Nos locais de afluência veicular, a maior concentração média verificou-se em local próximo a uma avenida de tráfego intenso em Campinas. Por sua vez, constatou-se a menor concentração média em local mais distante da região urbana de Campinas. Em todos esses locais, as maiores concentrações foram sempre de tolueno e xilenos.
Motivações
Ana Cláudia Ueda enveredou por esse trabalho por se tratar de uma linha de pesquisa do professor Edson Tomaz que se dedica ao estudo da poluição urbana. Ele já havia realizado um trabalho relacionado à poluição urbana de São Paulo. Tinha interesse em conhecer um pouco mais a região metropolitana de Campinas, sobre a qual não existia estudo do mesmo porte. Por causa da proximidade com a região metropolitana de São Paulo (RMSP), a maior do Brasil, que já tinha um levantamento a respeito, “tínhamos interesse em saber em que proporção a RMC era afetada pela poluição em relação a ela, já que há uma certa conurbação entre elas”.

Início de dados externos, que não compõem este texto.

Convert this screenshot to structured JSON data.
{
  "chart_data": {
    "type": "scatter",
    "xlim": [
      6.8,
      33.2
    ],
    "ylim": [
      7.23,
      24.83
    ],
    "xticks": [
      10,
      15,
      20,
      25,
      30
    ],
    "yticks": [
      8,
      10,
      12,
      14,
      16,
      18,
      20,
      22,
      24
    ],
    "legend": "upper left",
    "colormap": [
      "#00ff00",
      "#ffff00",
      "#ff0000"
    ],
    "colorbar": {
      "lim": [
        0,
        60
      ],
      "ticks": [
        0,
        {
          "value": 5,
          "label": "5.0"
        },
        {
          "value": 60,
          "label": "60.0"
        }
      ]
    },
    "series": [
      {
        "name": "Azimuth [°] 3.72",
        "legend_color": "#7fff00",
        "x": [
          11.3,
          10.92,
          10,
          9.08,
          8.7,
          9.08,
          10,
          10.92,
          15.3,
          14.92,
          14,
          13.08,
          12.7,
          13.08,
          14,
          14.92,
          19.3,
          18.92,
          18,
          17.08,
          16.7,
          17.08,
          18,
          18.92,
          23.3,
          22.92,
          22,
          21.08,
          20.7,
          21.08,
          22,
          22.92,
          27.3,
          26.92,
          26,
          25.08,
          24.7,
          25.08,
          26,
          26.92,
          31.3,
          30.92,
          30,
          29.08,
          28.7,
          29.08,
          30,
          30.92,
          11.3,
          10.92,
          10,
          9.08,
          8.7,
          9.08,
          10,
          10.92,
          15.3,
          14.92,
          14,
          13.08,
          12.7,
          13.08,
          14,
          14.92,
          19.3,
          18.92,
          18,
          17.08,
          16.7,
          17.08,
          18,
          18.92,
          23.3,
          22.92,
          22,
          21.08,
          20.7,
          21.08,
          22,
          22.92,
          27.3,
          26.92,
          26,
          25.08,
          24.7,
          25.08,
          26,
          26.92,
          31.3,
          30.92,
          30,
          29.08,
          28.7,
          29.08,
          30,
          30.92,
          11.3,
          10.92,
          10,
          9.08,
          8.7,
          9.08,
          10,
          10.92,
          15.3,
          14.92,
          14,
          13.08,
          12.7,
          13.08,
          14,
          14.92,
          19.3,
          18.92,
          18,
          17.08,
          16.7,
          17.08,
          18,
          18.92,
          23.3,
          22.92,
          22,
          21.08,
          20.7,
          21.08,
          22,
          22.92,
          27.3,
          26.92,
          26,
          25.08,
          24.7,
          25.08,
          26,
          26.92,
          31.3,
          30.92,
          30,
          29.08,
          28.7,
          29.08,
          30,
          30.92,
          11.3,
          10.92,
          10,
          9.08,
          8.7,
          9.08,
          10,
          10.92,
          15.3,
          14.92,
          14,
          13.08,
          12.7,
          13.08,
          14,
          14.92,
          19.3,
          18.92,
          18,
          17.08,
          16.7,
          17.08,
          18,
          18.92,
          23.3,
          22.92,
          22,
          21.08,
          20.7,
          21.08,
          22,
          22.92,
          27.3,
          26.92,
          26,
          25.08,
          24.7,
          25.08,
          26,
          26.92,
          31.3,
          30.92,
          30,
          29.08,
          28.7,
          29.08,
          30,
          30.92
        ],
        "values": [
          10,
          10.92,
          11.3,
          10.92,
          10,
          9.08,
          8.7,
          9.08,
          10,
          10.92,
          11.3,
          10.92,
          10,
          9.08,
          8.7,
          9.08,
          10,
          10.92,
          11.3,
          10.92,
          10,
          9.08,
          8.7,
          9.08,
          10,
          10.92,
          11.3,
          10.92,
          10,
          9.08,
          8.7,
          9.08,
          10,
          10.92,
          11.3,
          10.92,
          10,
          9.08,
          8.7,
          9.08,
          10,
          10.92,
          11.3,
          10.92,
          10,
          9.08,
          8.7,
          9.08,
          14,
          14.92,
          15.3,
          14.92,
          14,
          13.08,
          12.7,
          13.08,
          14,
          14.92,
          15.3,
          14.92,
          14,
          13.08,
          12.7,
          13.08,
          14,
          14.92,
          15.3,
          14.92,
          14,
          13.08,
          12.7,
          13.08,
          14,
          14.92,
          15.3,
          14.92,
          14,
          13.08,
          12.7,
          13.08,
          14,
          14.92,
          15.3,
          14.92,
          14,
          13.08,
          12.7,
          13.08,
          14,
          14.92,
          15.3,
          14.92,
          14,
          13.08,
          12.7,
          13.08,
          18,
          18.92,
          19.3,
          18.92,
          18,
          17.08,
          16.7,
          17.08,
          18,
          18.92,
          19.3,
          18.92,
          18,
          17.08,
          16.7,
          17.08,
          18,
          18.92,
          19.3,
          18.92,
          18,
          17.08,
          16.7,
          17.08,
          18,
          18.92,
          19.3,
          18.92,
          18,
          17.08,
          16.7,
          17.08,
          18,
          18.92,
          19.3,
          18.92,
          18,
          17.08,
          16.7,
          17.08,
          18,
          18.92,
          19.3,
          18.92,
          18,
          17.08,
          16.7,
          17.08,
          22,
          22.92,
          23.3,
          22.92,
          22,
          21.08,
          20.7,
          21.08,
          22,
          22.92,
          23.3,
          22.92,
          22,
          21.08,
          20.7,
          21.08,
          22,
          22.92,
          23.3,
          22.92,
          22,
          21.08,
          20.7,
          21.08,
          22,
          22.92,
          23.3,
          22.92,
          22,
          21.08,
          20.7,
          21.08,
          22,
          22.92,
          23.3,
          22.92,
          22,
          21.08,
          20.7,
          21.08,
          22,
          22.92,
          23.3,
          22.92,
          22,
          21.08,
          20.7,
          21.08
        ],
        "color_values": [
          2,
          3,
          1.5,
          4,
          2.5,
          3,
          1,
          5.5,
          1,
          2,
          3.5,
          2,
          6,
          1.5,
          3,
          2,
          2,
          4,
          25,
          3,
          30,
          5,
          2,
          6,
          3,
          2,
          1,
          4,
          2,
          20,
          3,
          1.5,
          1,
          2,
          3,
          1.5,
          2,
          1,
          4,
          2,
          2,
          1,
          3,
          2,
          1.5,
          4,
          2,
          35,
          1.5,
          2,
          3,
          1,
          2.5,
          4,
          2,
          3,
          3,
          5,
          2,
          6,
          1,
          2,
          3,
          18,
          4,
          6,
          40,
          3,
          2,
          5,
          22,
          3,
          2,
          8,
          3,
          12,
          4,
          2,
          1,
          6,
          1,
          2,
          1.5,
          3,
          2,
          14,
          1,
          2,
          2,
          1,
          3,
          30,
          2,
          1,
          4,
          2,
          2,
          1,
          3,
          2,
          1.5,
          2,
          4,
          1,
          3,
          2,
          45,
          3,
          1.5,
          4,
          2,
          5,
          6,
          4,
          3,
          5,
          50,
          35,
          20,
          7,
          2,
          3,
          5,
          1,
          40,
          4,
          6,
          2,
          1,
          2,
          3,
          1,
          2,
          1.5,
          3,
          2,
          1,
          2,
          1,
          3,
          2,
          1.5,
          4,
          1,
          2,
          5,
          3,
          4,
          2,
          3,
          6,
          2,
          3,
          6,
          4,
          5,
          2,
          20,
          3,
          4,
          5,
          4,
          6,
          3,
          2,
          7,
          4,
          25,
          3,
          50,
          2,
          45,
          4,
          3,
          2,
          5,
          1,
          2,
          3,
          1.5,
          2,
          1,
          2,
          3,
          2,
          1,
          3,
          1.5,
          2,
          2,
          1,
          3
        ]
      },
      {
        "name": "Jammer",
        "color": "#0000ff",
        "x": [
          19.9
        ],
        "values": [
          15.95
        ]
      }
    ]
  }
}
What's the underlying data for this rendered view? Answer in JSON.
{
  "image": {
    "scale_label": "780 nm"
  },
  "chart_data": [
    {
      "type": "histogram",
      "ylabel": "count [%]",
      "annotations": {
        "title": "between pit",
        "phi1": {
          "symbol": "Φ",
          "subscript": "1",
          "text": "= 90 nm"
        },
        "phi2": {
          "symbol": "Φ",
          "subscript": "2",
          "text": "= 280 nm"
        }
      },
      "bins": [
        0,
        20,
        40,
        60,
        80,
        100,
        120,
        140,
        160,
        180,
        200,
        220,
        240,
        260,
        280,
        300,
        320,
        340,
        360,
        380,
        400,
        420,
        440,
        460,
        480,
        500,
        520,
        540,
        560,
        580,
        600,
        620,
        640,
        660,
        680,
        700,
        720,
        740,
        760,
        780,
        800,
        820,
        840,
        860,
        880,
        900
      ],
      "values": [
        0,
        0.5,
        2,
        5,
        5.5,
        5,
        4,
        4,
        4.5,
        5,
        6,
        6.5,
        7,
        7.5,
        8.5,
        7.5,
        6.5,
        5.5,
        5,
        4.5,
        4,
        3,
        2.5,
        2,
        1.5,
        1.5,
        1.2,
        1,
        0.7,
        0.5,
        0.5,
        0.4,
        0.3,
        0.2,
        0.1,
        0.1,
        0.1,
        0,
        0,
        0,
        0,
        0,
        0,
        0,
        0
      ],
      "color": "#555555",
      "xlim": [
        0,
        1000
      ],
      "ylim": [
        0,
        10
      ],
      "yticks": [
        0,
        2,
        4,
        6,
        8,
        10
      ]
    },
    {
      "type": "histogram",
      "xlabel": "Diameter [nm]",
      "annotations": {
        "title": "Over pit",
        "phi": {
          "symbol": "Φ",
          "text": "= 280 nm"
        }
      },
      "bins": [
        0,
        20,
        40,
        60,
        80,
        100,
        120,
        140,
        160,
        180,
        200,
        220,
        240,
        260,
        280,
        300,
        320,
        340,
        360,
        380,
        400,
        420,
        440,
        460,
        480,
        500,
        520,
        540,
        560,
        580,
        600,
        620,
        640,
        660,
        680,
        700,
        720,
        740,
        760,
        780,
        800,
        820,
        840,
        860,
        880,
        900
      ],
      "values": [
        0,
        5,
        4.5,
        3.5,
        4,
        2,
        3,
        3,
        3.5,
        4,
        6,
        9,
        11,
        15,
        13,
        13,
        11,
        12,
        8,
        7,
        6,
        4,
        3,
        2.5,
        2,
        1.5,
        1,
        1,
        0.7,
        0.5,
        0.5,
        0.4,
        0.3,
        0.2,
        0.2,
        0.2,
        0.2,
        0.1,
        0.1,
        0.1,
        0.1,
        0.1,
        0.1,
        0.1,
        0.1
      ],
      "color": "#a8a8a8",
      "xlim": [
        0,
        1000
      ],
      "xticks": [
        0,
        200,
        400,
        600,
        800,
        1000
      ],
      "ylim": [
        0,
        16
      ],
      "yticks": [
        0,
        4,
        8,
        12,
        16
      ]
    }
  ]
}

Ao justificar o trabalho, ela lembra ainda que o estudo da poluição atmosférica em grandes centros urbanos – e a RMC que abrange 19 municípios constitui um dos mais importantes do Brasil – tem recebido crescente importância devido à intensa deterioração da qualidade do ar. O crescimento desenfreado das cidades, o aumento contínuo da população e a intensa industrialização são fatores que impulsionam o cenário que se descortina hoje. Além disso, os setores de transportes e de geração de energia são os principais responsáveis pela emissão de poluentes atmosféricos em regiões urbanizadas.
Ana Cláudia considera ainda que a importância da região se evidencia pela presença de importantes universidades, instituições de pesquisa, indústrias de grande porte e do maior aeroporto de carga do país (Viracopos), além de sua privilegiada localização próxima à maior região metropolitana do Brasil e do litoral e do fácil acesso às principais rodovias da região. Ressalva, entretanto, que além de menor, a RMC apresenta menos fontes de poluição e é mais favorecida pelo regime de ventos que ajudam a dispersar a poluição. A região apresenta índices de poluição pelo menos quatro vezes menor que o RMSP.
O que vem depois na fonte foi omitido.